Abstract: The so-called Yamabe problem in Conformal Geometry consists in finding a metric conformal to a given one and which has constant scalar curvature. From the analytic point of view, this problem becomes a semilinear elliptic PDE with critical (for the Sobolev embedding) power non-linearity. If we study the problem in the Euclidean space, allowing the presence of positive-dimensional singularities can be transformed into reducing the non-linearity to a Sobolev-subcritical power. When, instead of scalar, we work with non-local curvature we need to deal with the pertinent non-local semi-linear elliptic PDE.

In this talk, we will focus on the study of the solutions of these non-local (or fractional) semilinear elliptic PDEs which represent metrics which are singular.
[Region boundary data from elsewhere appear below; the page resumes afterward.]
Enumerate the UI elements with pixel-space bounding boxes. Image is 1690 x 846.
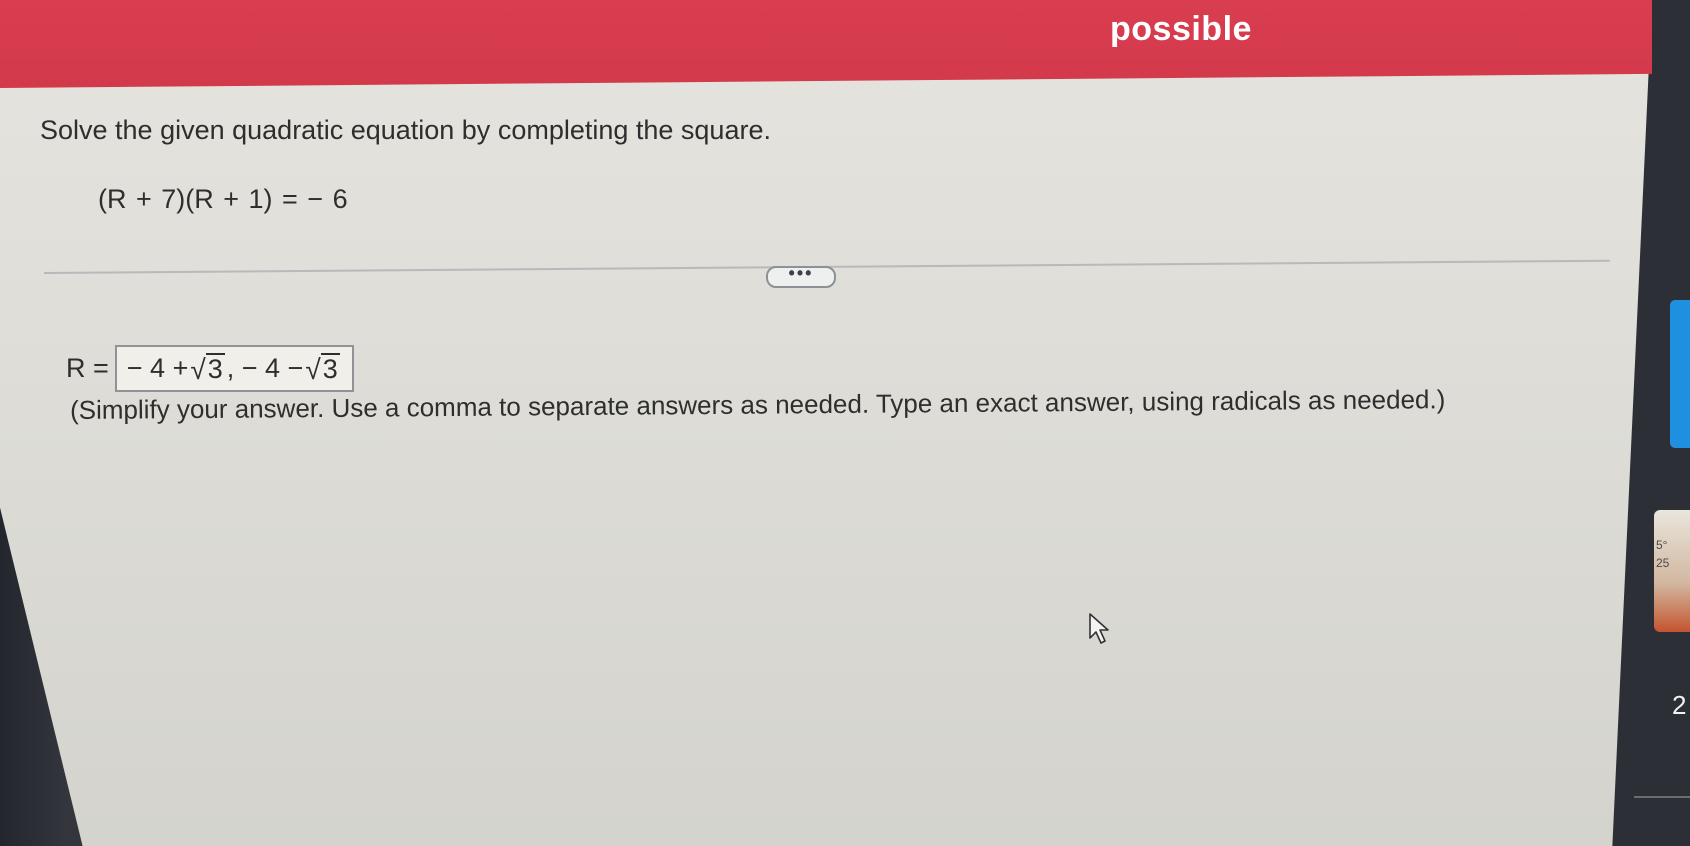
screen: possible Solve the given quadratic equat… [0,0,1690,846]
header-bar [0,0,1652,88]
radicand-1: 3 [205,353,225,385]
mouse-pointer-icon [1089,613,1109,644]
answer-input[interactable]: − 4 + √ 3 , − 4 − √ 3 [114,345,354,392]
square-root-1: √ 3 [190,353,225,385]
header-title: possible [1110,10,1252,48]
show-more-button[interactable]: ••• [766,264,836,288]
answer-part1-prefix: − 4 + [126,353,189,383]
answer-label: R = [66,353,109,383]
question-equation: (R + 7)(R + 1) = − 6 [98,184,348,214]
square-root-icon: √ [190,353,206,385]
square-root-icon: √ [305,353,321,385]
answer-separator: , − 4 − [226,353,304,383]
radicand-2: 3 [320,353,340,385]
edge-widget-text-1: 5° [1656,538,1668,552]
answer-row: R = − 4 + √ 3 , − 4 − √ 3 [66,345,354,392]
question-instruction: Solve the given quadratic equation by co… [40,115,771,145]
edge-number: 2 [1672,690,1687,720]
edge-taskbar-widget[interactable] [1670,300,1690,448]
edge-widget-text-2: 25 [1656,556,1670,570]
edge-divider [1634,796,1690,798]
edge-weather-widget[interactable]: 5° 25 [1654,510,1690,632]
square-root-2: √ 3 [305,353,340,385]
In collaboration with Ao, Chan, Fontelos, González and Wei, we covered the construction of solutions which are singular along (zero and positive-dimensional) smooth submanifolds. This was done through the development of new methods coming from conformal geometry and Scattering theory for the study of non-local ODEs. Due to the limitations of the techniques we used, the particular case of ``maximal'' dimension for the singularity was not covered. In collaboration with H. Chan, we covered the construction for this specific dimension using asymptotic analysis and the stability and semi-linearity of the equation. Moreover, we developed new methods to study the singular behaviour of the solutions. In a recent work, in collaboration with S. Cruz-Blázquez and D. Ruiz, we provide qualitative properties for all the solutions in the isolated singularity-case.